Pengukuran ini mencakup lima pilar utama yang membentuk garis dasar pertahanan yang dibutuhkan, yakni identitas, perangkat, jaringan, beban kerja aplikasi dan data, serta meliputi 19 solusi berbeda dalam pilar-pilar tersebut. Perusahaan-perusahaan yang disurvei kemudian dikelompokkan dalam empat tingkat kesiapan, yakni Pemula, Formatif, Progresif dan Matang.
Lalu bagaimana dengan Indonesia? Indonesia berada di tingkat teratas di dunia dalam hal kematangan (39 persen), dengan kinerja jauh di atas rata-rata global 15 persen terkait kesiapan keamanan siber. Sekitar 28 persen perusahaan di Indonesia berada di tingkat Pemula atau Formatif. Meskipun kondisi organisasi di Indonesia lebih baik dibandingkan rata-rata global, jumlahnya masih sangat rendah, mengingat risikonya.

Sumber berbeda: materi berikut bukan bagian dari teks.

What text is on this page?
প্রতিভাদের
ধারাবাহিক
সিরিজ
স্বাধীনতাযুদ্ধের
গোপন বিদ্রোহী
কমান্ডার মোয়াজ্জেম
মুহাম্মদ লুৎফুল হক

Kesenjangan kesiapan ini terlihat jelas, karena 96 persen responden memperkirakan insiden keamanan siber akan mengganggu bisnis mereka dalam 12 hingga 24 bulan ke depan. Biaya yang dikeluarkan karena ketidaksiapan bisa sangat besar, karena 55 persen dari responden mengaku mengalami insiden keamanan siber dalam 12 bulan terakhir, dan 35 persen dari mereka yang terdampak mengatakan insiden tersebut merugikan setidaknya USD500,000.
"Dengan banyaknya layanan yang mengutamakan aplikasi saat ini, dan Indonesia menjadi salah satu negara dengan pertumbuhan digital ekonomi tercepat di Asia Tenggara, lebih banyak yang harus dilakukan untuk menutup kesenjangan kesiapan keamanan tersebut," ujar Marina Kacaribu, Managing Director, Cisco Indonesia.
Oleh sebab itu, ia menilai kesiapan keamanan dan memastikan mereka mengadopsi pendekatan platform terintegrasi untuk keamanan di semua 5 pilar kunci sangat penting dalam membantu perusahaan-perusahaan melindungi diri mereka saat teknologi menjadi semakin dalam tertanam dalam pekerjaan dan kehidupan sehari-hari.